TB is an infectious disease that kills 1.5 million people each year, and smoking is the biggest driver of the global TB epidemic. This discovery will considerably strengthen anti-smoking efforts to control TB and uncovers new therapy and vaccine options for TB.
Tuberculosis spreads from person to person by inhaling infected droplets made when the TB sufferer coughs. The World Health Organization has designated TB a global emergency. Nearly 9 million people fall ill with TB each year, and it is the greatest killer worldwide due to a single bacterial infection. Many countries have recurring outbreaks and multi-drug resistant TB cases.
"This study provides evidence which explains the link between smoking and TB and should considerably strengthen anti-smoking efforts to control TB," Joseph Keane, senior author of the study, said in a statement. "However, the widespread emergence of multi-drug resistance TB means we badly need new therapy and vaccine options for TB. We are already applying the findings of this study to develop new treatment options."
For the study, the research team collected and analyzed data from smokers, ex-smokers and non-smokers attending the bronchoscopy suite at St James's Hospital in Dublin.
They found that the white blood cells located in the lungs of smokers and ex-smokers, which are responsible for fighting infections, showed a weakened response to the TB infection. In the smoker's lungs, these cells malfunction, and fail to make the chemical messengers that would normally fight the TB bacteria. In fact, the researchers found that these cells suppress the lungs' immunity after infection, which gives the TB bacteria a chance to take over.

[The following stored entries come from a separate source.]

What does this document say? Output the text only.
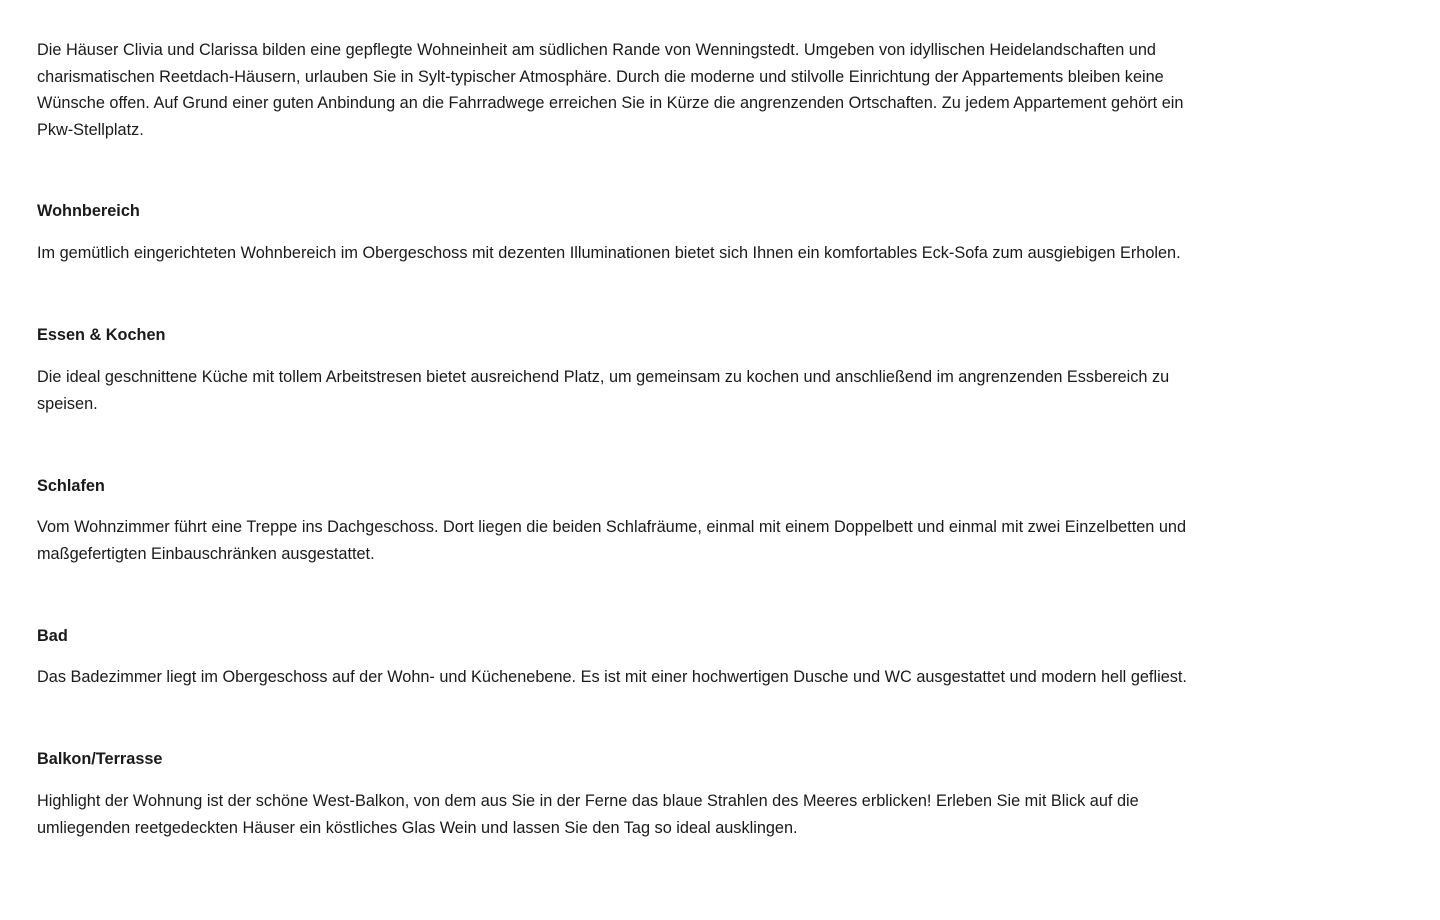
Die Häuser Clivia und Clarissa bilden eine gepflegte Wohneinheit am südlichen Rande von Wenningstedt. Umgeben von idyllischen Heidelandschaften und
charismatischen Reetdach-Häusern, urlauben Sie in Sylt-typischer Atmosphäre. Durch die moderne und stilvolle Einrichtung der Appartements bleiben keine
Wünsche offen. Auf Grund einer guten Anbindung an die Fahrradwege erreichen Sie in Kürze die angrenzenden Ortschaften. Zu jedem Appartement gehört ein
Pkw-Stellplatz.
Wohnbereich
Im gemütlich eingerichteten Wohnbereich im Obergeschoss mit dezenten Illuminationen bietet sich Ihnen ein komfortables Eck-Sofa zum ausgiebigen Erholen.
Essen & Kochen
Die ideal geschnittene Küche mit tollem Arbeitstresen bietet ausreichend Platz, um gemeinsam zu kochen und anschließend im angrenzenden Essbereich zu
speisen.
Schlafen
Vom Wohnzimmer führt eine Treppe ins Dachgeschoss. Dort liegen die beiden Schlafräume, einmal mit einem Doppelbett und einmal mit zwei Einzelbetten und
maßgefertigten Einbauschränken ausgestattet.
Bad
Das Badezimmer liegt im Obergeschoss auf der Wohn- und Küchenebene. Es ist mit einer hochwertigen Dusche und WC ausgestattet und modern hell gefliest.
Balkon/Terrasse
Highlight der Wohnung ist der schöne West-Balkon, von dem aus Sie in der Ferne das blaue Strahlen des Meeres erblicken! Erleben Sie mit Blick auf die
umliegenden reetgedeckten Häuser ein köstliches Glas Wein und lassen Sie den Tag so ideal ausklingen.
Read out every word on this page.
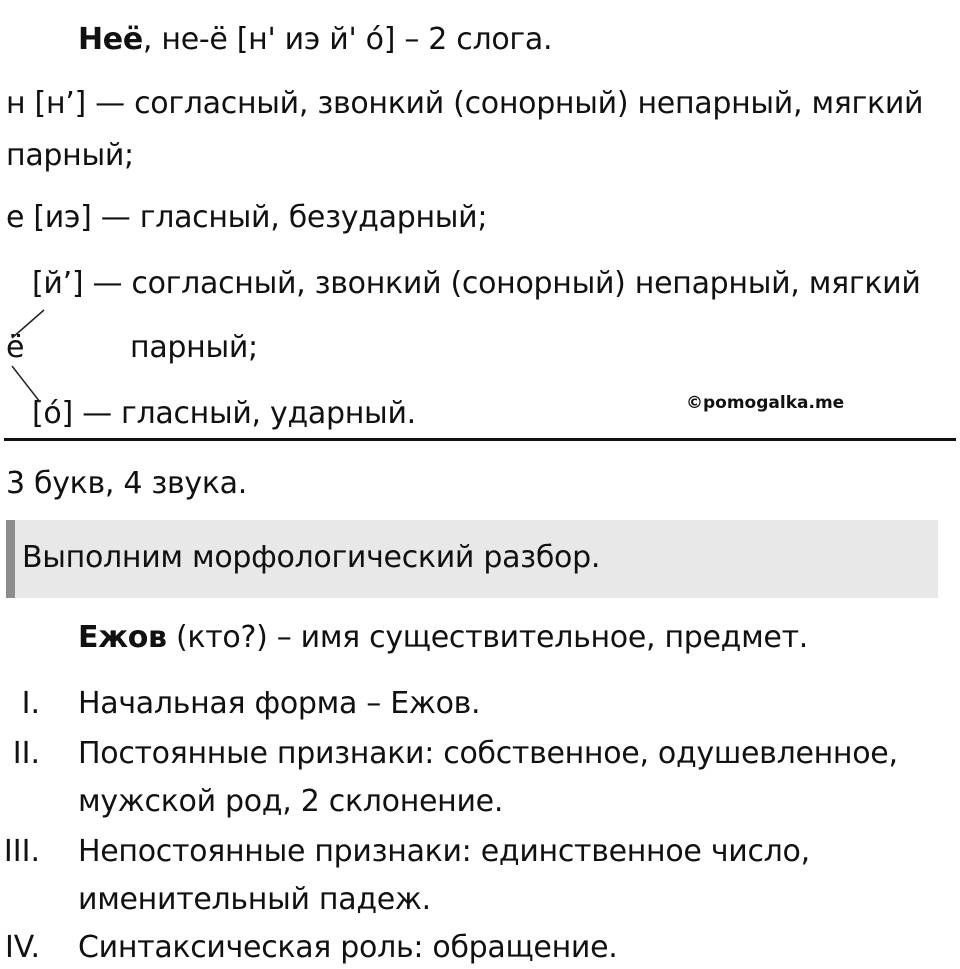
Неё, не-ё [н' иэ й' о́] – 2 слога.
н [н’] — согласный, звонкий (сонорный) непарный, мягкий
парный;
е [иэ] — гласный, безударный;
[й’] — согласный, звонкий (сонорный) непарный, мягкий
ё	парный;
[о́] — гласный, ударный.	©pomogalka.me
3 букв, 4 звука.
Выполним морфологический разбор.
Ежов (кто?) – имя существительное, предмет.
I. Начальная форма – Ежов.
II. Постоянные признаки: собственное, одушевленное,
мужской род, 2 склонение.
III. Непостоянные признаки: единственное число,
именительный падеж.
IV. Синтаксическая роль: обращение.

"TB remains a huge global health problem, affecting millions worldwide. It has been known for some time that smokers are more susceptible to getting TB and nearly 80 percent of the world's one billion smokers live in countries of high TB prevalence," Keane said. "Therefore, while HIV is a key driver of the disease, numerically, smoking is more prevalent than HIV, making smoking the biggest global driver of the TB epidemic."
The findings are detailed in the American Journal of Respiratory and Critical Care Medicine.